Because a lot of her family lives in Toronto, they often seek out green spaces.
“But these parks aren’t very wild. Then, there are these ravine places in the city. So I thought, what about (telling the story) about a child like me, who was allowed to roam. As long as we came home for the meals, or we could hear our mother’s voice, it was all right for us to explore the trees and fields.”
Following his passions
When it came to finding inspiration for his latest book, writer David Silverberg needed to look no further than his two creative passions: medicine and philosophy.
The Charlottetown neurologist was inspired to combine these in Awareness Motivation: Insights from the Tao Te Ching for the Medical Arts. He has taken the 81 verses of the Tao, a Chinese philosophy book and written commentaries on each of them.
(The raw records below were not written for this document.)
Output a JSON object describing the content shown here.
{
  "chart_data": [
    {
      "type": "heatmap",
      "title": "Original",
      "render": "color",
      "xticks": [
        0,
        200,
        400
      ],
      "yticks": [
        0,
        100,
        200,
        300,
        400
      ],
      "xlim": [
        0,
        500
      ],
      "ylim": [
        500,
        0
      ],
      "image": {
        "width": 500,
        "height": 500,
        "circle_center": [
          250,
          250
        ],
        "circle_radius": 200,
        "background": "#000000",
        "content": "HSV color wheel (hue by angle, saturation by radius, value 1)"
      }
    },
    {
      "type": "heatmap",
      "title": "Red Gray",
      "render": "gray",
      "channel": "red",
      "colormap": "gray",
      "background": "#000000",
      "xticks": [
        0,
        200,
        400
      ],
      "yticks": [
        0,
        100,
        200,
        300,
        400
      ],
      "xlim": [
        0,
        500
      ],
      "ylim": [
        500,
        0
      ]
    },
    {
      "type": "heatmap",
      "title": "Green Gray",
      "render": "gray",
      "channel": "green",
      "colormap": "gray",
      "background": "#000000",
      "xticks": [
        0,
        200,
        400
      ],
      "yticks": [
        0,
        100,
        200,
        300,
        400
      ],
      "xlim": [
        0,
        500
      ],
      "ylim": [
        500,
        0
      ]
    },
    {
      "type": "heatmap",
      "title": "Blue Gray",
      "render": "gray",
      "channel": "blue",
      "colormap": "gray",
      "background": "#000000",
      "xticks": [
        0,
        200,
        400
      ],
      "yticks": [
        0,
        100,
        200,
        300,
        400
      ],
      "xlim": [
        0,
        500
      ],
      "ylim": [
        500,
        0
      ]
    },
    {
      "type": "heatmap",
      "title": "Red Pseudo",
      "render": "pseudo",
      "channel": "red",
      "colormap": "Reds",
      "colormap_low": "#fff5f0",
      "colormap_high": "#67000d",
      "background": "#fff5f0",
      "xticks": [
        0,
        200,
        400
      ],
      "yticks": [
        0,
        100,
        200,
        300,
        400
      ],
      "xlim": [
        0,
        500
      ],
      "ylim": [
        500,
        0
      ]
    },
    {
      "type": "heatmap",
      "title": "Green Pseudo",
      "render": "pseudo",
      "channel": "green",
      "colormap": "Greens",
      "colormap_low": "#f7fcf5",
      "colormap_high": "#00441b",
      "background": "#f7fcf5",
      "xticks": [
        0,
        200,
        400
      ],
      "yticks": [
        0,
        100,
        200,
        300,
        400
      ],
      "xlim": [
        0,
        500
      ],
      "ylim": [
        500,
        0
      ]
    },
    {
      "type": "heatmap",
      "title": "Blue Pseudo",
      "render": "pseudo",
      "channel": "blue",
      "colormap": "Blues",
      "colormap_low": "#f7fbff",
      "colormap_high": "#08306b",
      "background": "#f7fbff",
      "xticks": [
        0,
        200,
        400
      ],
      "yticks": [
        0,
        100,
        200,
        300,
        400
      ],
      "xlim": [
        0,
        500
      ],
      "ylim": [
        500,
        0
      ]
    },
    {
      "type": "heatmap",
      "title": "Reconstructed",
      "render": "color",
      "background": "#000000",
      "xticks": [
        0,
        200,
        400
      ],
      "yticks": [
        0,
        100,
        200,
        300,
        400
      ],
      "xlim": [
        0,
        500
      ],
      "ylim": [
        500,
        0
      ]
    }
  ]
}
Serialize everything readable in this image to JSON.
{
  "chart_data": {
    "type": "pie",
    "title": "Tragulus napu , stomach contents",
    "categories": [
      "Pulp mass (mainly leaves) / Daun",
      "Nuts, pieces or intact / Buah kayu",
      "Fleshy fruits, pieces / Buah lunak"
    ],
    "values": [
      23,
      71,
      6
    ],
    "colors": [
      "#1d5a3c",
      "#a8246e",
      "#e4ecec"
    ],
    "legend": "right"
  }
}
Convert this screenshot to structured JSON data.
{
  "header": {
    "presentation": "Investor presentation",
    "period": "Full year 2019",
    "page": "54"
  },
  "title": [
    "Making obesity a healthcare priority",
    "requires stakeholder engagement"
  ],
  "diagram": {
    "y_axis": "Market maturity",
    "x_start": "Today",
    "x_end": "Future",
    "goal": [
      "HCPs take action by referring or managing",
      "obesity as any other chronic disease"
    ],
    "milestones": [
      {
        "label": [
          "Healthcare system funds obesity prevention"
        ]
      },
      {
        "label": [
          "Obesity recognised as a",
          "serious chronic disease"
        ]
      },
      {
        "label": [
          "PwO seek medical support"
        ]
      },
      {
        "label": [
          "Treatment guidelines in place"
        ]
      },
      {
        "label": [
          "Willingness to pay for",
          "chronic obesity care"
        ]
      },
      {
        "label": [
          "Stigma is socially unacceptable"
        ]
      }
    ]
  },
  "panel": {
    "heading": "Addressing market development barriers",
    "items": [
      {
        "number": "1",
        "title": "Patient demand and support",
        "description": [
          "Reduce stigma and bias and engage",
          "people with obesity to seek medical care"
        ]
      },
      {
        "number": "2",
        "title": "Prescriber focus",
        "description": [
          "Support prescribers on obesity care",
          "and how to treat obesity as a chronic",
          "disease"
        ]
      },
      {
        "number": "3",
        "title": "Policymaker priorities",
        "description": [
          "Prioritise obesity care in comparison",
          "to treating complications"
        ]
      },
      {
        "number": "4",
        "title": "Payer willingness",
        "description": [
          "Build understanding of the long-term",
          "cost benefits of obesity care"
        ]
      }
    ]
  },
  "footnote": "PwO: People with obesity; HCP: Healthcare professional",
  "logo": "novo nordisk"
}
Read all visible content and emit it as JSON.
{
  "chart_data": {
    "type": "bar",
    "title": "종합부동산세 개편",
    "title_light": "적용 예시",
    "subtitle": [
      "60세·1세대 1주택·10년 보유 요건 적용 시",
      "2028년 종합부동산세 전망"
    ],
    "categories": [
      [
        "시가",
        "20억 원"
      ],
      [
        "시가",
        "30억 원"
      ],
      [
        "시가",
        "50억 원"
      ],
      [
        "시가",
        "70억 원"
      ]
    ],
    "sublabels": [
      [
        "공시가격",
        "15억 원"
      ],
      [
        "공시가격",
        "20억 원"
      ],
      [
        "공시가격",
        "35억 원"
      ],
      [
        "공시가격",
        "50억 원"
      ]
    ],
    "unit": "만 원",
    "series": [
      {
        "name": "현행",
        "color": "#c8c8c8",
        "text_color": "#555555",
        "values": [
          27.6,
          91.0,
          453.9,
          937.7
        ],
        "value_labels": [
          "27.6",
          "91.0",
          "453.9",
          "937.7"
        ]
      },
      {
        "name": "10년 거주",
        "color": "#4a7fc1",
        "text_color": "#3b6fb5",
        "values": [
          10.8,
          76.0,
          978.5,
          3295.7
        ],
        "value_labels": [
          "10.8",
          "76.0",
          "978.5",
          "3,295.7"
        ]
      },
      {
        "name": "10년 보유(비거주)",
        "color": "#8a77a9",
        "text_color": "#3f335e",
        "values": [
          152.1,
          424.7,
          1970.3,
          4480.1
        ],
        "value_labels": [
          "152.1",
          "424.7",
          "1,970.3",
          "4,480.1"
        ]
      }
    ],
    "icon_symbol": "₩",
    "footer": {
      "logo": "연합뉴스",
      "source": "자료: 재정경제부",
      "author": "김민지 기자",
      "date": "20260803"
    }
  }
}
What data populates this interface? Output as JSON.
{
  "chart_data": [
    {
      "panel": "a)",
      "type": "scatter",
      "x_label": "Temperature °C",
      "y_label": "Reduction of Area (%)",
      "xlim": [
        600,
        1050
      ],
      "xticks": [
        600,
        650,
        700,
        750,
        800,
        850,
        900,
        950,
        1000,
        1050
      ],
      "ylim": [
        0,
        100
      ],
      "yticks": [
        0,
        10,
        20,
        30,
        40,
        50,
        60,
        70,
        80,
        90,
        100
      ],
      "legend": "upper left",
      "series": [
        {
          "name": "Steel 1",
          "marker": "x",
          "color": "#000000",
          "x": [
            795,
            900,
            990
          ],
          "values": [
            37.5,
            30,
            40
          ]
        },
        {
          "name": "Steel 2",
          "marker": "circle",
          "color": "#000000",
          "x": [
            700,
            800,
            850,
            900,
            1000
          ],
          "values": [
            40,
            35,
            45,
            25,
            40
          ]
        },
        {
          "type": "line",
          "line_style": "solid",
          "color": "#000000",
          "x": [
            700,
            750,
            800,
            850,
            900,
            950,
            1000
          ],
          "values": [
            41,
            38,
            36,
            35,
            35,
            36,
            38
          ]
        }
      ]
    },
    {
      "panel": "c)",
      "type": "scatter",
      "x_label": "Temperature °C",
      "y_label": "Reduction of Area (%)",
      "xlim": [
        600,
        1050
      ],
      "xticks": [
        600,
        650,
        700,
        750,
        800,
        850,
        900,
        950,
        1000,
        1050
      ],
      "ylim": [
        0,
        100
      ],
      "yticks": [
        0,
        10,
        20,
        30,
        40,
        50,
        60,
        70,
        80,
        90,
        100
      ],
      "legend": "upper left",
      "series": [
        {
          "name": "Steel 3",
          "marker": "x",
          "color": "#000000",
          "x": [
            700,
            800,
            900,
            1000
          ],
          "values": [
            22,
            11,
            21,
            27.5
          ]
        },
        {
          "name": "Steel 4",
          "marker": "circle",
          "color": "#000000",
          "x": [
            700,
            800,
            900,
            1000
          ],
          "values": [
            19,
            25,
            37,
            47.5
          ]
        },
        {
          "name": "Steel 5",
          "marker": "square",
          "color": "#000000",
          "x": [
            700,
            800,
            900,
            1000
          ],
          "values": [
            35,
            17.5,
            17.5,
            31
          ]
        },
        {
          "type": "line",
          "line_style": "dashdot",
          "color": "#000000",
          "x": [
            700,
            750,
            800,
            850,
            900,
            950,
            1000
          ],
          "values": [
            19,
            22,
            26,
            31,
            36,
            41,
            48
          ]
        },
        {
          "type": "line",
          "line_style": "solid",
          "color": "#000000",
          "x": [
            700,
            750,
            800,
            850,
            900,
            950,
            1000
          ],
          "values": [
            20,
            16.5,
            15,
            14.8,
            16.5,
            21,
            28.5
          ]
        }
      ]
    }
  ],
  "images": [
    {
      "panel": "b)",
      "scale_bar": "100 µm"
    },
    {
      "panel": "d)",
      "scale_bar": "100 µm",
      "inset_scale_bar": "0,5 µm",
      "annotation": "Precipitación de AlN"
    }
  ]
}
“Besides organizing these verses into a nice flow I also tried to apply the insights of the Tao Te Ching into the practice of medicine. “It’s a brief volume but it takes on the infinite,” says Silverberg. (The Night-Coloured Pearl: A Taoist Adventure, The Divorce of Buddy Figaro)
For example, Verse 16 talks about the importance of having an open mind, one that treats others with fairness and compassion. It also talks about nature and the cycle of life.
“When we are faced with the loss of something, that thing becomes more precious to us. Although death is not exactly the same as loss of a thing, it’s the loss of life that makes life so precious,” states Silverberg in the commentary.
Published by ChiAM Books, the 120-page volume is illustrated by another David Silverberg.
“When I started practising neurology in New Brunswick, I became friends with David, the artist who at the time was living in nearby Sackville. He was kind enough to provide pictures for the covers of my first two books and was even more generous for this one.”Favourite Island books
AT A GLANCE
- Premier Robert Ghiz: Left Arm Missing, Left Leg Missing, Unfit For Service: The Life and Times of Daniel J. MacDonald by John H. Brehaut.
- Opposition leader Olive Crane: I am an Islander by Patrick Ledwell.
- Charlottetown Mayor Clifford Lee: Right Place, Right Time by Bruce Rainnie
- Green party leader Peter Bevan Baker: Cornelius Howatt: Superstar! by Harry Baglole and David Weale.
- Confederation Centre chief librarian Tina O’Brien Leggott: Right Place, Right Time by Bruce Rainnie.
- Confederation Centre reference librarian Gary Ramsay: I is for Island: A P.E.I. Alphabet by Hugh MacDonald and Brenda Jones.